CUDA.jl 1.3 - Multi-device programming
Tim Besard
Today we're releasing CUDA.jl 1.3, with several new features. The most prominent change is support for multiple GPUs within a single process.
Multi-GPU programming
With CUDA.jl 1.3, you can finally use multiple CUDA GPUs within a single process. To switch devices you can call device!
, query the current device with device()
, or reset it using device_reset!()
:
julia> collect(devices())
9-element Array{CuDevice,1}:
CuDevice(0): Tesla V100-PCIE-32GB
CuDevice(1): Tesla V100-PCIE-32GB
CuDevice(2): Tesla V100-PCIE-32GB
CuDevice(3): Tesla V100-PCIE-32GB
CuDevice(4): Tesla V100-PCIE-16GB
CuDevice(5): Tesla P100-PCIE-16GB
CuDevice(6): Tesla P100-PCIE-16GB
CuDevice(7): GeForce GTX 1080 Ti
CuDevice(8): GeForce GTX 1080 Ti
julia> device!(5)
julia> device()
CuDevice(5): Tesla P100-PCIE-16GB
Let's define a kernel to show this really works:
julia> function kernel()
dev = Ref{Cint}()
CUDA.cudaGetDevice(dev)
@cuprintln("Running on device $(dev[])")
return
end
julia> @cuda kernel()
Running on device 5
julia> device!(0)
julia> device()
CuDevice(0): Tesla V100-PCIE-32GB
julia> @cuda kernel()
Running on device 0
Memory allocations, like CuArray
s, are implicitly bound to the device they were allocated on. That means you should take care to only use an array when the owning device is active, or you will run into errors:
julia> device()
CuDevice(0): Tesla V100-PCIE-32GB
julia> a = CUDA.rand(1)
1-element CuArray{Float32,1}:
0.6322775
julia> device!(1)
julia> a
ERROR: CUDA error: an illegal memory access was encountered
Future improvements might make the array type device-aware.
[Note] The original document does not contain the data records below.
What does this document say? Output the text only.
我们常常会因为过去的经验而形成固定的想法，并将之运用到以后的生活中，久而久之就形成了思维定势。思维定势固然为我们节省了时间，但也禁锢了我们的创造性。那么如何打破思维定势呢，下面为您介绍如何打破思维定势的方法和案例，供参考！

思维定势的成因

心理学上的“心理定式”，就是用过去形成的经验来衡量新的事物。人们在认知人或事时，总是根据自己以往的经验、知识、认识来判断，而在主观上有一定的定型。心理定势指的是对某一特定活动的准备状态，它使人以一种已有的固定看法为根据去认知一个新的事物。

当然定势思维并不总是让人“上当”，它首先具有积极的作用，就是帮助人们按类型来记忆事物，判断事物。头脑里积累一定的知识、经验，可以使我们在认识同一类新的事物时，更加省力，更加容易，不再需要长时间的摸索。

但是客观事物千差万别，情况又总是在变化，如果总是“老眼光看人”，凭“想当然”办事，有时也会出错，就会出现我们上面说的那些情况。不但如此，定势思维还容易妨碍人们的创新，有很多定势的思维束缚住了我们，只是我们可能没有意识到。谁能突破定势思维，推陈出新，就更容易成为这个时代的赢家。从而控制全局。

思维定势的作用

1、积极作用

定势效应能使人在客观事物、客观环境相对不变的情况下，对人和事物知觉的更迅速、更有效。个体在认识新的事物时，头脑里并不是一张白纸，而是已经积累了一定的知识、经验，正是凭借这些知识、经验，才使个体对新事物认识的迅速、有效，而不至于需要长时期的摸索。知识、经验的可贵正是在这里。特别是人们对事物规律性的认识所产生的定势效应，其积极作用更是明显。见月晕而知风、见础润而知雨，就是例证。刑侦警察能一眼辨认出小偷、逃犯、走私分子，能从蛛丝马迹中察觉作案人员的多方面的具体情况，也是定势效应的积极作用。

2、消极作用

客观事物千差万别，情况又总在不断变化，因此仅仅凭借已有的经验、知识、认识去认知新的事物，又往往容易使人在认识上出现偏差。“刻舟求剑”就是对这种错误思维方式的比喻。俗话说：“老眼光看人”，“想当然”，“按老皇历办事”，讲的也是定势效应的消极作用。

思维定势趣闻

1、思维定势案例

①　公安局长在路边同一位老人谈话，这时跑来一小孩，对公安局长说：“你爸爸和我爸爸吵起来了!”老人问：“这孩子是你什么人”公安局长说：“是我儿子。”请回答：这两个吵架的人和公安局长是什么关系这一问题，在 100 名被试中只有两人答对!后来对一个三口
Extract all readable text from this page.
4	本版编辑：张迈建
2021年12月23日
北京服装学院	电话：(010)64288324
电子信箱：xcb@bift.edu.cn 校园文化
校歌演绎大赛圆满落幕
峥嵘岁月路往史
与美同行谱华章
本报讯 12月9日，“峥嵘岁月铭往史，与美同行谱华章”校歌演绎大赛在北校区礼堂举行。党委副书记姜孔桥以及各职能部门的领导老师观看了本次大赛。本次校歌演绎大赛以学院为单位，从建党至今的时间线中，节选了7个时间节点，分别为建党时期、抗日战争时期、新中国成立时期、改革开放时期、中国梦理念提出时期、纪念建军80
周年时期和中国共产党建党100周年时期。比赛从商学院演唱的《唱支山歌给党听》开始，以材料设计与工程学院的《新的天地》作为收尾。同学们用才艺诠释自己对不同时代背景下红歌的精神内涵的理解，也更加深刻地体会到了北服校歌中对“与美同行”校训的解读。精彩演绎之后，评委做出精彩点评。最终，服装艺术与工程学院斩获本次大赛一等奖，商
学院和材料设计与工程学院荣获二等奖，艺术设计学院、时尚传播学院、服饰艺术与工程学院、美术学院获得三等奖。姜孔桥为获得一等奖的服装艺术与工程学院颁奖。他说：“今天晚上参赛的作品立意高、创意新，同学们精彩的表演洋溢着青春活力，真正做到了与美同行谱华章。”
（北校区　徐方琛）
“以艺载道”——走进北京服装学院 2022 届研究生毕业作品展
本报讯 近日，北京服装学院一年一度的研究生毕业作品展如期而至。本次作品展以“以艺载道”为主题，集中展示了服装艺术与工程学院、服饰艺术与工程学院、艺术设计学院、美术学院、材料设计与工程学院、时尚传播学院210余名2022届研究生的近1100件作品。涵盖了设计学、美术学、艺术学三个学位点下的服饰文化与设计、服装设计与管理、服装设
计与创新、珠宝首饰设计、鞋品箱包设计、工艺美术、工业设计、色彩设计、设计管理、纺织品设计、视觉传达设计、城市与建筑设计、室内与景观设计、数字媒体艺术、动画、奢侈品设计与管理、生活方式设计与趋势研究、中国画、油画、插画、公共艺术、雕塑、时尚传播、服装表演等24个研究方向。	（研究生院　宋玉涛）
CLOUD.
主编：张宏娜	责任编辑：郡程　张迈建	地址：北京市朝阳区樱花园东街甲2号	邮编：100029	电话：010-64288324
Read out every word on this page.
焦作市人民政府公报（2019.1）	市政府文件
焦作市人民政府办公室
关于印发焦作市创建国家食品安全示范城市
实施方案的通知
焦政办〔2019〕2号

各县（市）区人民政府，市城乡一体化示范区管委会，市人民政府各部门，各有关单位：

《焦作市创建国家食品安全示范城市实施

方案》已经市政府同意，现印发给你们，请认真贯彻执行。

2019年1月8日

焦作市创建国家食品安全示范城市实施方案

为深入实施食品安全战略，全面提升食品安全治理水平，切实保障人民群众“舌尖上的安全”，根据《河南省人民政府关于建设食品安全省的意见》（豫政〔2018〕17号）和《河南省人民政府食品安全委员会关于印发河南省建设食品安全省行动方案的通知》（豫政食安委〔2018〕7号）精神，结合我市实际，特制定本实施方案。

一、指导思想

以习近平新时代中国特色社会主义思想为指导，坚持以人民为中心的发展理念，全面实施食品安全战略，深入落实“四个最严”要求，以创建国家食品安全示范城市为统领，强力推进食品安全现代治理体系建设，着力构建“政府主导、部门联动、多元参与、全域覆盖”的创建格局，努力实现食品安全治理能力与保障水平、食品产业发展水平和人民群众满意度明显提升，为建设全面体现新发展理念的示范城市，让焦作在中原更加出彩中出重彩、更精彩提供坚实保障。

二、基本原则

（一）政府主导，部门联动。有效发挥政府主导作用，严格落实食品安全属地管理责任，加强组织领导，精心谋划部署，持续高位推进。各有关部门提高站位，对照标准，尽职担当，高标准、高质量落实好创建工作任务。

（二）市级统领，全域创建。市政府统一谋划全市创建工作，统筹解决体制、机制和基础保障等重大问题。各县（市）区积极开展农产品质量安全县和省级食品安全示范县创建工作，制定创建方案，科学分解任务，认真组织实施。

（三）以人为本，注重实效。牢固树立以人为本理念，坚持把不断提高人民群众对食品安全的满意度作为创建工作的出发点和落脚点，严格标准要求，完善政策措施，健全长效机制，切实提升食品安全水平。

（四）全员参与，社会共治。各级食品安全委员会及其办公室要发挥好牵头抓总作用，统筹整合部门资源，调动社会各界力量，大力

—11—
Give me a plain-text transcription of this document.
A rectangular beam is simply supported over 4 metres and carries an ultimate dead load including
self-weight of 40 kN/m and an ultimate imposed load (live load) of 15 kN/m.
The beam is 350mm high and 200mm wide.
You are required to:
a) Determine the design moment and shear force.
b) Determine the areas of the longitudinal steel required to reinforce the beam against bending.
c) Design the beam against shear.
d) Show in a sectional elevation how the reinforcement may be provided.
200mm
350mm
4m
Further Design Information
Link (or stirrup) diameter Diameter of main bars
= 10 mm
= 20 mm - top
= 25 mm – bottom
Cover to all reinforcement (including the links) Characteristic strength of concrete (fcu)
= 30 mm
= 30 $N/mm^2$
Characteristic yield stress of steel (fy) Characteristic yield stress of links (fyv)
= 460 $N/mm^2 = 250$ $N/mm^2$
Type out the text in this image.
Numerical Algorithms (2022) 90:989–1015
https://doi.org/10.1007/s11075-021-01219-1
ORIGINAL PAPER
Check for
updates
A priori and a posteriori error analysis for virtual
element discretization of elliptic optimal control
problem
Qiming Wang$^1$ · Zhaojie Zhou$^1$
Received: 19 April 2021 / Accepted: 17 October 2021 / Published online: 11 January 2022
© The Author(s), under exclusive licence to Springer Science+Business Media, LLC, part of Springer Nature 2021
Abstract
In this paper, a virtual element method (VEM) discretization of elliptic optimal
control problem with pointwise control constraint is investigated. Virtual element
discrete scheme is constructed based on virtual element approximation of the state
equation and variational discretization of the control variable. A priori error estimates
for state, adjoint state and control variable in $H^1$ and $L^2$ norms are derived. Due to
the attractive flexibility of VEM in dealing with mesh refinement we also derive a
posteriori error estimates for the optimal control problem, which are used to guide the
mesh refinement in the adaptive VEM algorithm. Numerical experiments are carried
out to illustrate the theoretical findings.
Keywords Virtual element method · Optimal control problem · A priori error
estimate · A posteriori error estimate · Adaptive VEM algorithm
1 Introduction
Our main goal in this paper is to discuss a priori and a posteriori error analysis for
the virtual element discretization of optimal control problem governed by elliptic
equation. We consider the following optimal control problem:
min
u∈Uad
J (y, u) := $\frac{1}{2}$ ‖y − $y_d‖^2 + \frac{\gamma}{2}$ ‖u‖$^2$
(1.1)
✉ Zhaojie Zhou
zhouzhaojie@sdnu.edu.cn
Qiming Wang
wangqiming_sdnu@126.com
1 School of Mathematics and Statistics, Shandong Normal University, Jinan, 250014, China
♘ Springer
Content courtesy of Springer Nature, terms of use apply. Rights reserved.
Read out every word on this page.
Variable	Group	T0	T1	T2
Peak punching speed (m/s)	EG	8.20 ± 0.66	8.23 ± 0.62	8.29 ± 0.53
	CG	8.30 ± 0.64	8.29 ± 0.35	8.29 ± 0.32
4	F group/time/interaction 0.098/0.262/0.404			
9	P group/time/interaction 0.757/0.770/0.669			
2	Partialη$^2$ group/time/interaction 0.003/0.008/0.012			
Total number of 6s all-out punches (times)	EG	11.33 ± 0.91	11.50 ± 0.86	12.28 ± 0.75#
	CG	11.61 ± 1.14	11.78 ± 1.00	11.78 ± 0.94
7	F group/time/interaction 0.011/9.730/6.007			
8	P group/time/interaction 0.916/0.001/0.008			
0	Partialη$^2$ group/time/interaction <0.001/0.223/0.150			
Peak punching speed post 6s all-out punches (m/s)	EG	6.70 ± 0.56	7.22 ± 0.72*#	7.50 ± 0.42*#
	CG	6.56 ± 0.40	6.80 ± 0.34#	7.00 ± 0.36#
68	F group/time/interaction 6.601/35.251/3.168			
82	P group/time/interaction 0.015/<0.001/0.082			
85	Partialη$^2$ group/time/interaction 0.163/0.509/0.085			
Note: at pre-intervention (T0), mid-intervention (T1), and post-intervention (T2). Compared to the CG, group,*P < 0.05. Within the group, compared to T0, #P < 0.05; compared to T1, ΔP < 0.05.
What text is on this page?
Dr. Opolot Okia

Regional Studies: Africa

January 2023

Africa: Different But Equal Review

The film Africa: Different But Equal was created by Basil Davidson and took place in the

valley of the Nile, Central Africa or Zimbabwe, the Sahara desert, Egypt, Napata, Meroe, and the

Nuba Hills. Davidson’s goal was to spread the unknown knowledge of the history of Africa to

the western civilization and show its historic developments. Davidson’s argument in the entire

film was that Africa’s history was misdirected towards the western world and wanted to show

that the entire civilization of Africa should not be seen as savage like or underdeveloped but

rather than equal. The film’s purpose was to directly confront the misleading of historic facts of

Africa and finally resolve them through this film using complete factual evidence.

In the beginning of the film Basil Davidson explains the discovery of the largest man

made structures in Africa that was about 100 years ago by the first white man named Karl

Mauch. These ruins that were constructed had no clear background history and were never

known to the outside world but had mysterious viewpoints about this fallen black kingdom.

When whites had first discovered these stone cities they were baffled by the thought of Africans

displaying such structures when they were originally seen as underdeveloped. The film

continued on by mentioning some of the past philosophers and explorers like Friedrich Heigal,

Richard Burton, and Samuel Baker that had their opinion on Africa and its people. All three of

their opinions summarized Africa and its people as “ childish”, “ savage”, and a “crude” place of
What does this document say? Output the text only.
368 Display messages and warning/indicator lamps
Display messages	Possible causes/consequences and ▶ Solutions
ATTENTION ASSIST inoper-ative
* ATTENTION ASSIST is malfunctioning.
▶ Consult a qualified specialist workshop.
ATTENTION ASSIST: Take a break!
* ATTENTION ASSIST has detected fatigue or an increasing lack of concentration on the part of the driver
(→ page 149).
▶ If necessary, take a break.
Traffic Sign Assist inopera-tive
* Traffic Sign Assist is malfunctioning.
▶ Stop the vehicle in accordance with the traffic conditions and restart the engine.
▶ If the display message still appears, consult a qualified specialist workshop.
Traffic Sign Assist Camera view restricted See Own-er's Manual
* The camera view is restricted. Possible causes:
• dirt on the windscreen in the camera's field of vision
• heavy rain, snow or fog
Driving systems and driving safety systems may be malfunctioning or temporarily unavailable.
Multitasking and multithreading
Dovetailing with the support for multiple GPUs, is the ability to use these GPUs on separate Julia tasks and threads:
julia> device!(0)
julia> @sync begin
@async begin
device!(1)
println("Working with $(device()) on $(current_task())")
yield()
println("Back to device $(device()) on $(current_task())")
end
@async begin
device!(2)
println("Working with $(device()) on $(current_task())")
end
end
Working with CuDevice(1) on Task @0x00007fc9e6a48010
Working with CuDevice(2) on Task @0x00007fc9e6a484f0
Back to device CuDevice(1) on Task @0x00007fc9e6a48010
julia> device()
CuDevice(0): Tesla V100-PCIE-32GB
Each task has its own local GPU state, such as the device it was bound to, handles to libraries like CUBLAS or CUDNN (which means that each task can configure libraries independently), etc.
Minor features
CUDA.jl 1.3 also features some minor changes:
Reinstated compatibility with Julia 1.3
Support for CUDA 11.0 Update 1
Support for CUDNN 8.0.2
Known issues
Several operations on sparse arrays have been broken since CUDA.jl 1.2, due to the deprecations that were part of CUDA 11. The next version of CUDA.jl will drop support for CUDA 10.0 or older, which will make it possible to use new cuSPARSE APIs and add back missing functionality.